Abstract of the project

Latest studies show that India has been experiencing a three-fold rise in overall extreme rainfall events over India since 1950 (Roxy, al., 2017). While this is predicted to happen on a warming planet, the understanding of physical mechanisms of how climate change alters the local and regional precipitation extremes over India remains incomplete. Moreover, the role of changes in atmospheric circulation needs to be discussed. The convolutional neural network (CNN) is an advanced machine learning tool that can be used to study the characteristics of large-scale atmospheric circulation patterns associated with extreme precipitation (Davenport and Diffenbaugh ., 2021). The CNN analysis can be carried out by using daily mean sea-level pressure, 500-hPa geopotential height, and vertical motion of air (ω) at 500 hPa anomalies from European Centre for Medium-Range Weather Forecasts Reanalysis 5 (ERA5) and it can identify the precipitation extremes days over India with high statistical confidence. The India Meteorological Department (IMD) observed daily precipitation data (at 0.25o X 0.25o spatial resolution) can be used to train the CNN to identify the extreme precipitation circulation patterns (EPCP). We can understand the changes in the moisture flux, precipitation intensity, and frequency of EPCP and non-EPCP days over the early and late decades using the CNN analysis. After estimating the model weight of CNN using the observed precipitation dataset, CNN analysis (using the estimated model weights) can be used to investigate the future projections of extreme weather events over India. The Weather Research and Forecasting (WRF) Model simulated downscaled data over the Indian region with lateral boundary conditions from SSP (Shared Socioeconomic Pathways; SSP245 and SSP585) scenarios of Coupled Model Intercomparison Project Phase 6 (CMIP6) can provide more robust results for the future projection. We use a publicly available bias-corrected global gridded dataset based on 18 models from the CMIP6 and the ERA5 as the lateral boundary conditions for WRF simulation. The CNN analysis on the WRF downscaled dataset can provide an insight into the future projection of frequency and intensity of EPCP and non-EPCP days. Understanding the future projection of atmospheric circulation patterns responsible for extreme precipitation events is crucial as extreme weather phenomena have the most considerable impact on civil safety and the economy.

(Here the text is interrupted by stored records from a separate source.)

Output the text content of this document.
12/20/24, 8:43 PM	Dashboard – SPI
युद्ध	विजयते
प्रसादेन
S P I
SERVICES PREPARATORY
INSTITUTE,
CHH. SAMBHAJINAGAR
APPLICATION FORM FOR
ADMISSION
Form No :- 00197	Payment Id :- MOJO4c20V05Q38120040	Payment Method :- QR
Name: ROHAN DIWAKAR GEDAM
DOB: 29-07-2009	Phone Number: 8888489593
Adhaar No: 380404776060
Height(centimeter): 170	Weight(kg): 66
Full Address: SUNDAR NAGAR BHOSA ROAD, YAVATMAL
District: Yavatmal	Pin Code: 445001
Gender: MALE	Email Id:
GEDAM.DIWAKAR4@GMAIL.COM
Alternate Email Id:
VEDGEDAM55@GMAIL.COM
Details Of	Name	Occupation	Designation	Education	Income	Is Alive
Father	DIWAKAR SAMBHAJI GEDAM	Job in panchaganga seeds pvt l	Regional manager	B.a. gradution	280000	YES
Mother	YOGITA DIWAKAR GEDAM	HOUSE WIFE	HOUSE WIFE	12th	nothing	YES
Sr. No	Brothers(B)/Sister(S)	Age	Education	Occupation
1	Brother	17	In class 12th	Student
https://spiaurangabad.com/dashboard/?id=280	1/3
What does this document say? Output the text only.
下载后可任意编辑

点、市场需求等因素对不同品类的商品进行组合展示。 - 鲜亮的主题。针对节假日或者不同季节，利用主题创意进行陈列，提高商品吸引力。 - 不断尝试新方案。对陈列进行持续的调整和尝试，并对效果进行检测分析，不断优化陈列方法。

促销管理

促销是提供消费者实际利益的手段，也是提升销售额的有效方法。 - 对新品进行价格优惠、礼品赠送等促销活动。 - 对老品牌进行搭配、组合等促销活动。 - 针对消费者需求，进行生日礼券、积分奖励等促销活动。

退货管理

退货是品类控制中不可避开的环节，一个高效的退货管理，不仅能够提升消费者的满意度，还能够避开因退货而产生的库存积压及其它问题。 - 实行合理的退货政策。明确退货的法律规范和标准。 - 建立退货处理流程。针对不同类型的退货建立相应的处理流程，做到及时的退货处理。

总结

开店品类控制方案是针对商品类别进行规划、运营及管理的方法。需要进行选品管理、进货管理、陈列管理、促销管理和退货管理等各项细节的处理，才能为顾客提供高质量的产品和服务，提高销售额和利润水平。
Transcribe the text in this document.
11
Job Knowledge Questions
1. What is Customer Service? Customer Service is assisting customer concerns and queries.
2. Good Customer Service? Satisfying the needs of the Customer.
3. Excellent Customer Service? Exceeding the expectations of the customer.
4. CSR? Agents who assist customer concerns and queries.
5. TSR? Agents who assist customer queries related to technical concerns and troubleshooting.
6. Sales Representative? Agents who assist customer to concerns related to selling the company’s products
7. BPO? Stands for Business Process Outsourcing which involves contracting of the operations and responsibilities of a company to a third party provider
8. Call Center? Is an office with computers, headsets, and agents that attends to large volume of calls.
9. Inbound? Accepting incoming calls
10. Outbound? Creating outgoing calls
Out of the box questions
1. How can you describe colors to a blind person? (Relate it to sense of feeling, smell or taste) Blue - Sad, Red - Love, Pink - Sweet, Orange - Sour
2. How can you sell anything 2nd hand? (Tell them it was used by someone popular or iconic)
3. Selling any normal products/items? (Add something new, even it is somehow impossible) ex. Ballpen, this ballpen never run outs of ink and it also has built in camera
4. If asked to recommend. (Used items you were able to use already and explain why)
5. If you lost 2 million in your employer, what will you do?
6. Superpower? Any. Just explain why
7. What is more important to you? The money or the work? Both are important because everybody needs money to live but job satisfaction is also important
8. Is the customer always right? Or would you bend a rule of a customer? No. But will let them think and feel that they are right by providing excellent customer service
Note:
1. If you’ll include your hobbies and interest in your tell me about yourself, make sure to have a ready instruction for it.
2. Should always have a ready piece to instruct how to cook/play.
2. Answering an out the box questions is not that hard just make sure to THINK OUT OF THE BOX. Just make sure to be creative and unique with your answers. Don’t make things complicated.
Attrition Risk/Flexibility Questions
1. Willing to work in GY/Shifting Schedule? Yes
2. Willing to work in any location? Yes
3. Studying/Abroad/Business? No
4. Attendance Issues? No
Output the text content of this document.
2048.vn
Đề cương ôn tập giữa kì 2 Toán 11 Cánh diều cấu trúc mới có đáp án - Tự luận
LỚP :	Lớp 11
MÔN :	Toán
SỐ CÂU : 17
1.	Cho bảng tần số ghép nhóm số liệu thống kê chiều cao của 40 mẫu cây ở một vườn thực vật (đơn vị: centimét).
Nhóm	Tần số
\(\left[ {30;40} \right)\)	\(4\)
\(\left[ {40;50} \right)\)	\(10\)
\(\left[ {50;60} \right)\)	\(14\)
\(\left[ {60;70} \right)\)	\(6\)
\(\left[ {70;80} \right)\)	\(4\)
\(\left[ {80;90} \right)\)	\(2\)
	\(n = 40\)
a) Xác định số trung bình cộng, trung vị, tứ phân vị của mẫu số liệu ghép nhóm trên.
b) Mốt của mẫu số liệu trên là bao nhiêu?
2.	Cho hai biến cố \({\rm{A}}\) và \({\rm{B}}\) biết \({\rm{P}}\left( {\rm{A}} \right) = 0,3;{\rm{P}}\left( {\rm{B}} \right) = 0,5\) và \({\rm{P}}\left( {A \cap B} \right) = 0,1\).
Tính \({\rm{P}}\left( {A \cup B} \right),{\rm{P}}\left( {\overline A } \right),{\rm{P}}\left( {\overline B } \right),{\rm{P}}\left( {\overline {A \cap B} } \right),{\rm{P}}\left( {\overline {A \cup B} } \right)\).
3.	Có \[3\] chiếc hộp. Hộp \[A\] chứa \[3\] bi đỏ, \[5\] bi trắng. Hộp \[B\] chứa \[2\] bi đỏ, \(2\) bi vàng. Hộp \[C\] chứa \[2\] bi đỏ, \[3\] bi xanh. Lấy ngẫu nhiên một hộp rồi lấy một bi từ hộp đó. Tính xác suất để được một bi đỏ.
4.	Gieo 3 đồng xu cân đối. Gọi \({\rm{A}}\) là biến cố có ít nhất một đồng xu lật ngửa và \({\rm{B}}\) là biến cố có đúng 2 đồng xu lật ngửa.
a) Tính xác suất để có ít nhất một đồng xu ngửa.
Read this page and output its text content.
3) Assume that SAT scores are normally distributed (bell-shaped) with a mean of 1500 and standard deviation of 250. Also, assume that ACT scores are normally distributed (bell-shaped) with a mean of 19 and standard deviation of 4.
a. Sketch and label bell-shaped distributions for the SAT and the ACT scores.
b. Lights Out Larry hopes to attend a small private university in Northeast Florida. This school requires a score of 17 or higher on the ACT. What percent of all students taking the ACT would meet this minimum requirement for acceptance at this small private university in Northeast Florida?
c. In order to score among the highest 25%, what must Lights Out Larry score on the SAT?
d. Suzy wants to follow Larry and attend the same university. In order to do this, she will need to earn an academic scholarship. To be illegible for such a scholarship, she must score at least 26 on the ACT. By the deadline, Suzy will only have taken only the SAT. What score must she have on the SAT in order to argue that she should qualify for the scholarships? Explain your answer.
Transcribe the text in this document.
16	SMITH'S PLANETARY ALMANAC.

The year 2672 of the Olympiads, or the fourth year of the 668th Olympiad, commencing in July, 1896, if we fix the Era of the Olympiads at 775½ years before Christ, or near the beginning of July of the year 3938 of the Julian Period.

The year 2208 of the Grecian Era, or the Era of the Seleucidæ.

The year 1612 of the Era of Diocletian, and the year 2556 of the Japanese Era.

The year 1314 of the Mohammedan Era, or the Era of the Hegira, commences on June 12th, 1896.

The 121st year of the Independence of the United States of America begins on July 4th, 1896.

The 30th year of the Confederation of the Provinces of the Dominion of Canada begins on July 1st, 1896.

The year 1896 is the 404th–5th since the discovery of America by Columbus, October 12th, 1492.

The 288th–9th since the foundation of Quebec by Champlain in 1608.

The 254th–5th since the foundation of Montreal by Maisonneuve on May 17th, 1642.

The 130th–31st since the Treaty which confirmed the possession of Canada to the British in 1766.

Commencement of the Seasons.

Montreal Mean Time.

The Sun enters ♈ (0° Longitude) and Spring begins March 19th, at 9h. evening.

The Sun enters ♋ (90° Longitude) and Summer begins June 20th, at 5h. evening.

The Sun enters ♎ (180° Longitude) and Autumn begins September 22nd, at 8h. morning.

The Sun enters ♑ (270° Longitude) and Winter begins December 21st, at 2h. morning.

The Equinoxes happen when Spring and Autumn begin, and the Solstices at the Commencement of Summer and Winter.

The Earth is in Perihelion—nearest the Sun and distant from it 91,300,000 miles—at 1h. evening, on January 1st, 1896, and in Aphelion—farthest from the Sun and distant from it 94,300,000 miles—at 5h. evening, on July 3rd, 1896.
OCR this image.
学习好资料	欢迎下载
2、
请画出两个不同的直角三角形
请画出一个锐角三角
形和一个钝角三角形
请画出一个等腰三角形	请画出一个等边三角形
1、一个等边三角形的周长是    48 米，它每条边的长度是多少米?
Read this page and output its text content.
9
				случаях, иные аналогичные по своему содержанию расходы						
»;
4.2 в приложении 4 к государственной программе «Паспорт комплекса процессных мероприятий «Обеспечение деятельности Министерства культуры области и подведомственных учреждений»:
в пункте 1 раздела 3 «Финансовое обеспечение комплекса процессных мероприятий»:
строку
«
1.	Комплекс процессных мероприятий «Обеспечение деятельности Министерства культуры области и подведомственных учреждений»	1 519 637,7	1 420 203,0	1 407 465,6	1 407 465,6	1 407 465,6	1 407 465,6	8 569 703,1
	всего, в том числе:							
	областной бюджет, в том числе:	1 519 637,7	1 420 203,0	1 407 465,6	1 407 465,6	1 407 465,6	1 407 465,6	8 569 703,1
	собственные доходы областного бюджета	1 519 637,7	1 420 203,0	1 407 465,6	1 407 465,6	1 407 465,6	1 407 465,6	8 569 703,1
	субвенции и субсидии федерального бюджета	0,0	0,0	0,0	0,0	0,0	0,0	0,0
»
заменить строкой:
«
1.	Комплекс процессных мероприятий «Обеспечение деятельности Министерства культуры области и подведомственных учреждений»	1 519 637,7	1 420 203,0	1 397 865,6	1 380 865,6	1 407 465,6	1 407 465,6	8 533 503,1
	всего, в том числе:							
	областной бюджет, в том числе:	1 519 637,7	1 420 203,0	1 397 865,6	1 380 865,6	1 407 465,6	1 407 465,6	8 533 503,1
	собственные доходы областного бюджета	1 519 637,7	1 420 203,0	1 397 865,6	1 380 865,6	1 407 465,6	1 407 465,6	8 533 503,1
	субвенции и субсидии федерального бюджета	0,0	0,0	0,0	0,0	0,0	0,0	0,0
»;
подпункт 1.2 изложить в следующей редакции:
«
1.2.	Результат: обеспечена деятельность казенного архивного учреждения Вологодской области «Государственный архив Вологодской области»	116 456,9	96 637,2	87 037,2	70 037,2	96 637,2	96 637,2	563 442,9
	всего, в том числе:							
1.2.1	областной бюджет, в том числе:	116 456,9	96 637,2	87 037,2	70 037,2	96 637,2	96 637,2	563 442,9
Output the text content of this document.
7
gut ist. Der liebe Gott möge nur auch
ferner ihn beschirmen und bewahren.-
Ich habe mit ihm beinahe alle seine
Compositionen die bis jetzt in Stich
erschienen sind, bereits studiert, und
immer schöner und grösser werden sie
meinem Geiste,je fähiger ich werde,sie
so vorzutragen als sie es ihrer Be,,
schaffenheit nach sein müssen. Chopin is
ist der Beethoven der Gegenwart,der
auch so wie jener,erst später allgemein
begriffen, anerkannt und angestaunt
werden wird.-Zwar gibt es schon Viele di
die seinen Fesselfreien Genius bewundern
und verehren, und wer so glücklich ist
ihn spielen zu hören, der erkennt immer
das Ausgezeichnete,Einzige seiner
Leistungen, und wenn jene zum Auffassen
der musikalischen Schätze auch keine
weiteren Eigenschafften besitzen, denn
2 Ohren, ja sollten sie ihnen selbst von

Project Sanction Order details: SERB-SRG/2022/001261

The project got the financial support from SCIENCE & ENGINEERING RESEARCH BOARD (SERB under Startup Research Grant (SRG) scheme.

Project Investigator: Dr. Dileepkumar R, Assistant Professor of Mathematics

Duration of the Project: 24 months.
Total budget of the project: Rs 2772980

Amal P Jose

Junior Research Fellow, SERB Project

Graduated MSc in atmospheric science from CUSAT, Kochi with distinction. Did thesis project at IITM, Pune on the identification of biases associated with CFSv2 coupled model. Awarded UGC NET in Environmental Sciences and CSIR NET in Earth Sciences. Worked at CSIR-4PI, Bangalore as project associate on “Anthropogenic Aerosol Emissions: Source Apportionment and Climate Effects”. Research interests are on the application of AI and ML to weather and climate related problems, Numerical weather modeling, Detection of extreme weather events.